As the historian Rick Perlstein documents in his terrific new book “Nixonland,” America’s hard right turn really began in 1966, when the Democrats suffered a severe setback in Congress — and Ronald Reagan was elected governor of California.

Krugman acknowledged that none of these examples mean that Obama would win the presidency. He then concluded this way:

But if Mr. Obama does win, it will symbolize the great change that has taken place in America. Racial polarization used to be a dominating force in our politics — but we’re now a different, and better, country.

First of all, let me say that, if the country Paul Krugman is talking about is these United States of America, it is not that different a country.

I questioned the country Krugman is talking about because he wondered in his column why “racial division” has “become so much less important in American politics.” America remains and will be for a long time a deeply racist and racialized nation. I take no pleasure in saying that but it is the truth.

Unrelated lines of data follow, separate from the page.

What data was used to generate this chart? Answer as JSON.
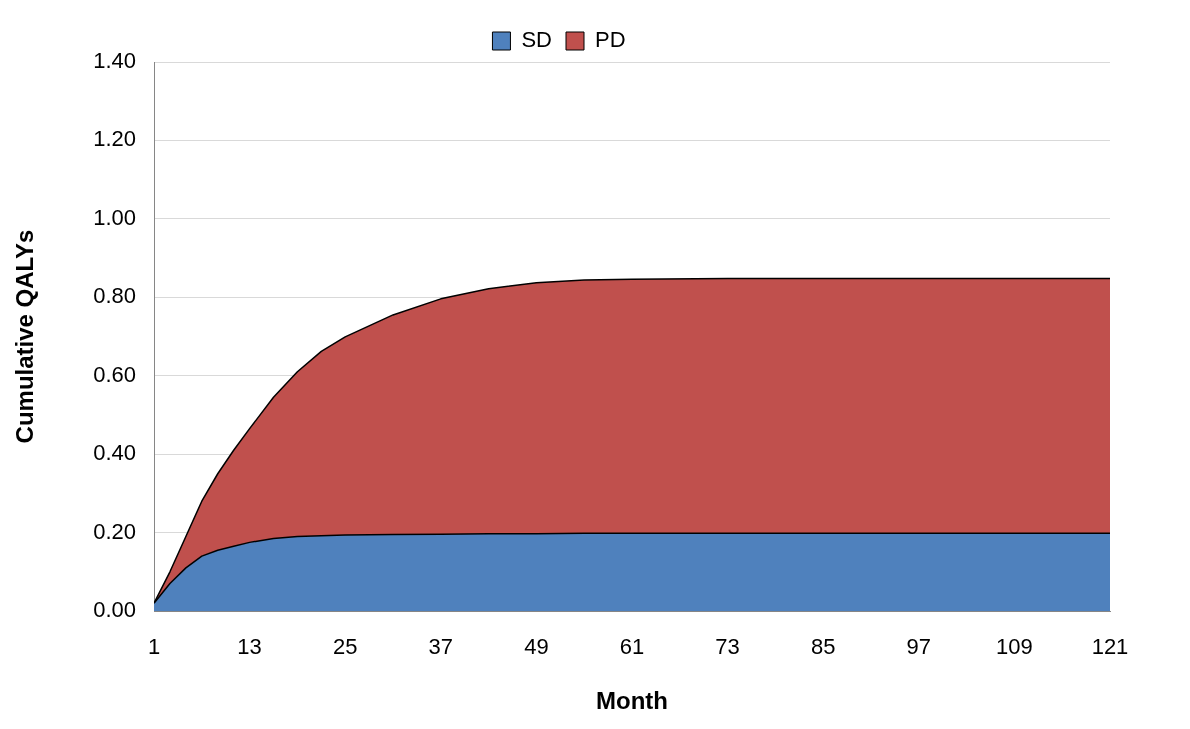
{
  "chart_data": {
    "type": "area",
    "stacked": true,
    "xlabel": "Month",
    "ylabel": "Cumulative QALYs",
    "x": [
      1,
      3,
      5,
      7,
      9,
      11,
      13,
      16,
      19,
      22,
      25,
      31,
      37,
      43,
      49,
      55,
      61,
      73,
      85,
      97,
      109,
      121
    ],
    "series": [
      {
        "name": "SD",
        "color": "#4f81bd",
        "values": [
          0.02,
          0.07,
          0.11,
          0.14,
          0.155,
          0.165,
          0.175,
          0.185,
          0.19,
          0.192,
          0.194,
          0.195,
          0.196,
          0.197,
          0.197,
          0.198,
          0.198,
          0.198,
          0.198,
          0.198,
          0.198,
          0.198
        ]
      },
      {
        "name": "PD",
        "color": "#c0504d",
        "values": [
          0.0,
          0.03,
          0.08,
          0.14,
          0.195,
          0.245,
          0.29,
          0.36,
          0.42,
          0.47,
          0.505,
          0.56,
          0.6,
          0.625,
          0.64,
          0.646,
          0.648,
          0.65,
          0.65,
          0.65,
          0.65,
          0.65
        ]
      }
    ],
    "xlim": [
      1,
      121
    ],
    "xticks": [
      1,
      13,
      25,
      37,
      49,
      61,
      73,
      85,
      97,
      109,
      121
    ],
    "ylim": [
      0,
      1.4
    ],
    "yticks": [
      {
        "value": 0,
        "label": "0.00"
      },
      {
        "value": 0.2,
        "label": "0.20"
      },
      {
        "value": 0.4,
        "label": "0.40"
      },
      {
        "value": 0.6,
        "label": "0.60"
      },
      {
        "value": 0.8,
        "label": "0.80"
      },
      {
        "value": 1.0,
        "label": "1.00"
      },
      {
        "value": 1.2,
        "label": "1.20"
      },
      {
        "value": 1.4,
        "label": "1.40"
      }
    ],
    "grid": "y",
    "legend": "top",
    "marker": "none",
    "line_style": "solid"
  }
}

The genius of the Obama campaign is in figuring out a way to navigate the virulent currents of our public life. He is a singular figure (Just as Sen. Clinton, for an entirely different reason, has been a singular figure in convincing us a female could be a commander-in-chief) who has come along with a promise of leading us to a better place.

Because the Democratic Party establishment was already committed to HRC, Obama fashioned his own brand new constituency so that his message could eventually resonate with people who might otherwise not listen to an African American candidate.

Obama had to do that in order to get anyone to listen to him. And, as it is, both candidates brought record number of people out to vote during the primary and caucus season.

Jesse Jackson made a couple of exhilarating runs at the presidency, crafting a “rainbow coalition” of minorities, women, and the poor and working classes but it was never going to be enough because, ultimately, you needed white voters, which the Rev. Jackson did not get in the requisite numbers.

Obama signaled this time was going to be different when he won the overwhelmingly white Iowa and came a scintillating second in just as white New Hampshire.

It was indeed Obama’s transformative campaign and not a de-racialized nation that led to those early triumphs and the ones that followed.

For Krugman to come out with his column Monday denying that and offering other reasons, as valid as they may be, strikes me as sour grapes bordering on churlishness.